Folded Baluns

This balun is tricky to understand. Personally, I had to stare at it, then go to sleep, wake up, think about it some more, then it made sense. I will attempt to describe the operation here.

Note that the current on inner conductor of the coaxial cable contributes to the current that flows on the outer conductor. This could be cancelled by tying the inner conductor to the outside of the coaxial cable (because the current on the inner conductor is 180 degrees out of phase), which would cancel any net flow of current down the outer side of the coaxial cable. However, this would short-circuit any antenna connected to the coaxial cable, and thus we would have no radiation. The goal however, is to find a way to tie the current from the center cable of the coax to the outer shield such that the outer current is cancelled.

The folded balun is shown in Figure 1. The green line (which will be made of a cylindrical tube of the same dimensions and material as the main coax) is connected from the red dipole arm (that is connected to the center conductor) to the outside of the coaxial cable, a distance L from the end. If L is chosen to be a quarter-wavelength at the frequency of operation, then just as is the case for the bazooka balun, the impedance seen by this arm is infinite (due to the properties of transmission line theory and the quarter wavelength line). Hence, the first thing we need to note is that adding this balun does not affect the impedance of the dipole antenna - this means that if we can get the correct voltage to the antenna, it will radiate properly.

Figure 1. Folded Balun - the green line represents a cylinder of the same dimensions as the grey (main) coax.

Now, lets try to figure out why this will achieve balanced operation. Enlarging Figure 1 and showing all of the currents on the coaxial cable and balun (and getting rid of the other half of the dipole antenna because it does not need to be illustrated here), we have Figure 2. I've introduced another current, ID, which travels along the balun.

Figure 2. Zoomed In on a Folded Balun with all Currents Shown.

We are going to have to understand all of the currents shown in Figure 2. The current IA is what travels down the center of the coaxial cable and onto the red arm of the dipole. The current IB is what flows on the inside of the outer shield of the coaxial cable and feeds the other dipole arm (not shown). The coaxial cable is a lossless transmission line - this means that the currents IA and IB are equal in magnitude but 180 degrees out of phase. That is, IA = - IB.

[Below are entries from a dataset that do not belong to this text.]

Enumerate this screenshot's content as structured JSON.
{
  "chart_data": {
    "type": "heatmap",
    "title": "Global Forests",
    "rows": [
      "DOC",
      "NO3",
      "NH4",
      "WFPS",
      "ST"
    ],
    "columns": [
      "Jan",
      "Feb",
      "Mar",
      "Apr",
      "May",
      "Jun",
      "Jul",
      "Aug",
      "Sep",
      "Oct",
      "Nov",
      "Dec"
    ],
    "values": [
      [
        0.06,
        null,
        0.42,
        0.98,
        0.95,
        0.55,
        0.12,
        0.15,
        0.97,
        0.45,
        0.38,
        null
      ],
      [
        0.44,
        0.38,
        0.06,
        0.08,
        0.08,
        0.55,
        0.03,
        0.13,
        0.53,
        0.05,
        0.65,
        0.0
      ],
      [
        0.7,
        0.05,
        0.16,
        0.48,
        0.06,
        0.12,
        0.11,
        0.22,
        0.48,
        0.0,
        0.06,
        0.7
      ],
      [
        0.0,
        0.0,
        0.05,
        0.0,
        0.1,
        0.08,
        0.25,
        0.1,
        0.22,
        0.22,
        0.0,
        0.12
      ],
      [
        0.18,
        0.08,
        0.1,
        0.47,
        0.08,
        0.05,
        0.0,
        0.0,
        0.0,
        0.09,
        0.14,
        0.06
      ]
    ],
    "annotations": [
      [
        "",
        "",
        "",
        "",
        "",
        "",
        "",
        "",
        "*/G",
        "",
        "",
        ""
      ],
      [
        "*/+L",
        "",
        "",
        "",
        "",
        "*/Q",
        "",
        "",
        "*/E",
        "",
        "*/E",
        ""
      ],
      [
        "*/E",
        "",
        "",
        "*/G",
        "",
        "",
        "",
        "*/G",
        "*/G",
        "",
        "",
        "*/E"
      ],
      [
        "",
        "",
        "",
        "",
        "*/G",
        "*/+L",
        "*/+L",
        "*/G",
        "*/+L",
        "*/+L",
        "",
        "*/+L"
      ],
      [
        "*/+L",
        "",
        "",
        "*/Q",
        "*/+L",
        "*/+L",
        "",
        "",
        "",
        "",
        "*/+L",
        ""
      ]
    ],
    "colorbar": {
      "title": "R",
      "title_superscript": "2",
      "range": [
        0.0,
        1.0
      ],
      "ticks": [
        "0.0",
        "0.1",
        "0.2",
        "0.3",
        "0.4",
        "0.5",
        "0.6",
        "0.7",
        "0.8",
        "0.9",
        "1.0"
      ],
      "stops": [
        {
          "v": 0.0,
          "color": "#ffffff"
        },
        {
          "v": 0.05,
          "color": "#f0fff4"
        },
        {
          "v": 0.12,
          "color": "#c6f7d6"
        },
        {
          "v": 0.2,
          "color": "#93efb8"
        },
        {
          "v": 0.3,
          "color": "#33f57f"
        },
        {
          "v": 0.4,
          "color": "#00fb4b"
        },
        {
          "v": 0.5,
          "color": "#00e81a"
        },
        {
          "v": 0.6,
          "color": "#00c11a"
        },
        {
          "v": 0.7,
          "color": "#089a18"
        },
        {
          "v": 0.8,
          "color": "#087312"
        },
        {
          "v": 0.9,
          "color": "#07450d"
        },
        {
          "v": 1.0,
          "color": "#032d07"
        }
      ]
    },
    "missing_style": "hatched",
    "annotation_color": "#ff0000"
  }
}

The current IC is what travels down the outside of the coaxial cable - this is the current that we would like to choke off. How large is IC? To determine this, we note that when the current IB travels to the end of the coaxial cable, it can either travel down the grey dipole arm (of Figure 1) or down the outside of the coaxial cable. The current IC will depend on what the impedance is looking down the outside of the coaxial cable relative to the impedance of the dipole arm. Lets call the impedance of the path on the outside of the coaxial cable as Zg.

The current ID must travel in the opposite direction to that of the current IC, because it is fed by the current IA, whereas IC is fed by IB. Here is the important observation. What is the magnitude of ID? The answer is - it must be equal to IC. Why? The answer lies in the following two observations:

First, note that the voltage on the inner conductor (pink line) is out of phase with the voltage on the outer conductor (grey line) - but they are of equal magnitude. Hence, if the attachment point of the balun to the red dipole arm (green to red connection in Figure 2), is made close to the center conductor, then the voltage at the balun connection point and the voltage at the connection between the outer conductor and the grey dipole arm are equal in magnitude but out of phase.

Second, at the point of attachment of the balun (the green-red connection in Figure 2), the impedance viewed down towards the outside of the coaxial cable must be equal to Zg. This is because the balun is made of the same shape and material as the main coaxial cable. Consequently, the impedance viewed down the balun and onto the main coax must be the same as that for the current IC.

Hence, if the voltages are equal in magnitude and out of phase, then the currents will cancel in the region below the balun. Consequently, balanced operation is restored.

This concept will probably take a few reads to make sense. Draw yourself some diagrams and work through it, and you will understand what is going on.

Note that because this balun requires a quarter-wavelength section to work properly, it is inherently narrowband. Away from the design frequency, the balun will no longer be a quarter-wave long and the properties described here will degrade.